This calculator will help you to determine the future value of a one-time investment.
To calculate the future value of a one-time investment, enter the deposit amount, the interest rate you expect to earn, and the number of years you will allow the investment to grow, then click the "Compute" button.
Understanding Interest Rates for Real
Investments of a single deposit amount, whether large or small, can be an excellent way of ensuring the success of your financial future. When you are planning for an upcoming event such as a new house, a child attending college, or a vehicle upgrade, you want to ensure that you have the appropriate funding to be able to spend that cash without worry about destructing the delicate balance of your budget. By storing away a lump sum in a dedicated savings account just like the proverbial cash under the mattress, you will be able to ignore and even forget about that sum of money until the time comes when it is needed. Even if you don't foresee a particular forthcoming event but decide to have the fund as an emergency savings spot from which you have the freedom to do a withdrawal whenever you choose, it is still a valuable financial tool to keep in your toolbox.

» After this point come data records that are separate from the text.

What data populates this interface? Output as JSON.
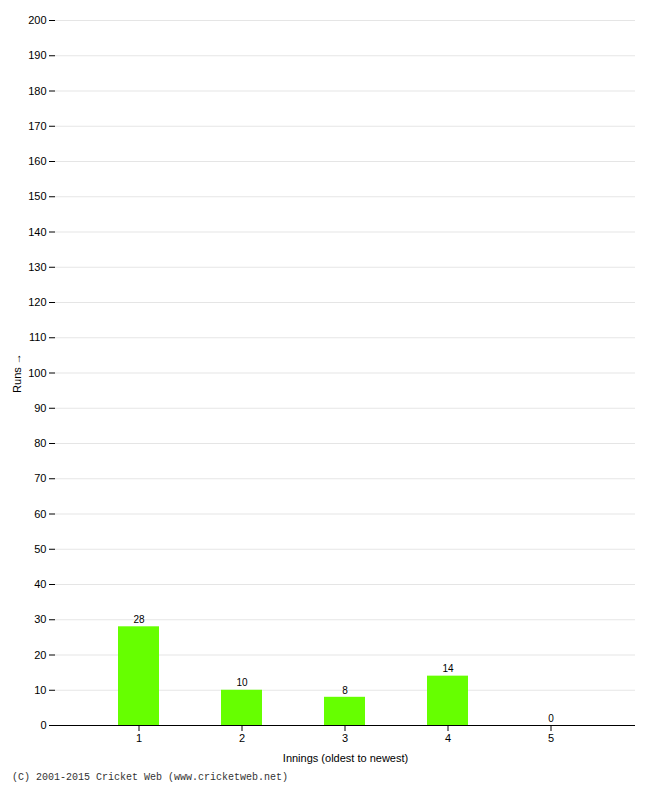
{
  "chart_data": {
    "type": "bar",
    "xlabel": "Innings (oldest to newest)",
    "ylabel": "Runs",
    "categories": [
      1,
      2,
      3,
      4,
      5
    ],
    "values": [
      28,
      10,
      8,
      14,
      0
    ],
    "color": "#66ff00",
    "ylim": [
      0,
      200
    ],
    "yticks": [
      0,
      10,
      20,
      30,
      40,
      50,
      60,
      70,
      80,
      90,
      100,
      110,
      120,
      130,
      140,
      150,
      160,
      170,
      180,
      190,
      200
    ],
    "grid": true,
    "data_labels": true,
    "caption": "(C) 2001-2015 Cricket Web (www.cricketweb.net)"
  }
}
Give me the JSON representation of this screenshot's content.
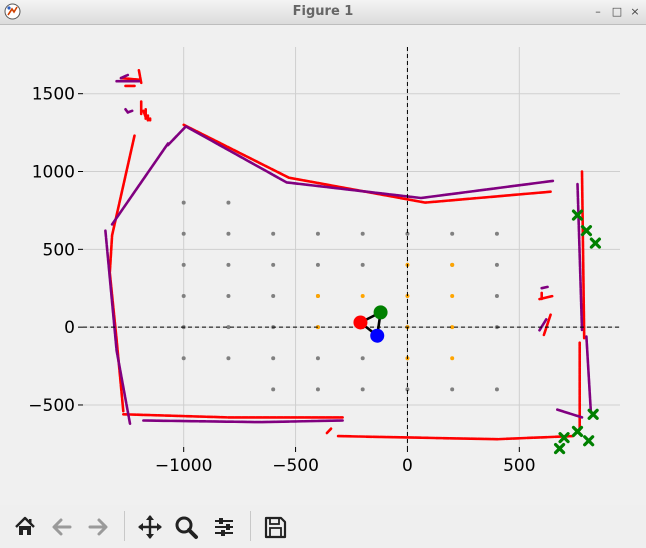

Investment accounts come in a smorgasbord of different styles. Multiple deposit accounts, such as an exponentially growing retirement savings plan, are good choices for those who can afford only to contribute a certain percentage of their income each month. Thus, the investment starts small and gradually increases over time. The further along it gets in its lifetime, the more interest it earns as each successive deposit earns interest and even its interest earns interest. By the withdrawal period, the account contains a much higher available balance than when you first opened it with your initial deposit.
Single deposit accounts are those in which a one time amount is set aside by the investor into an exclusive high interest savings account. No further funds are contributed, and generally the holder of the account is not permitted to withdraw these funds at any point in the lifetime of the investment without penalty for early termination. The only money that is added to the account is the percentage of interest that the investor has been offered. This annual percentage rate is generally compounded annually, although it might be compounded daily, monthly or quarterly depending on the financial institution's particularities.
Finally, the single deposit account reaches the end of its term – say, 5 or 10 years. Only then is withdrawal an option, and of course the available amount includes the initial deposit in addition to whatever interest the account has earned. This type of investment is essentially a way for you to loan money to the offering bank or financial service in return for gaining sometimes large amounts of interest on the sum.
Certificates of Deposit
The classic example of the single deposit account is the certificate of deposit (CD). While some CDs will permit you to contribute extra funds once the account is opened, most allow only one original deposit. They then hold your money for the length agreed to – between three months and five years, generally – and compound your interest in the final stage.
If a CD or other form of single deposit account is what you're after, you can calculate just how much your gain will be by determining the value of your future one time investment. Given the original sum of cash, the annual interest rate and the length of the investment, you will be able to see the amount of interest that your deposit will earn during that time and therefore judge whether a CD investment fits within your financial sphere.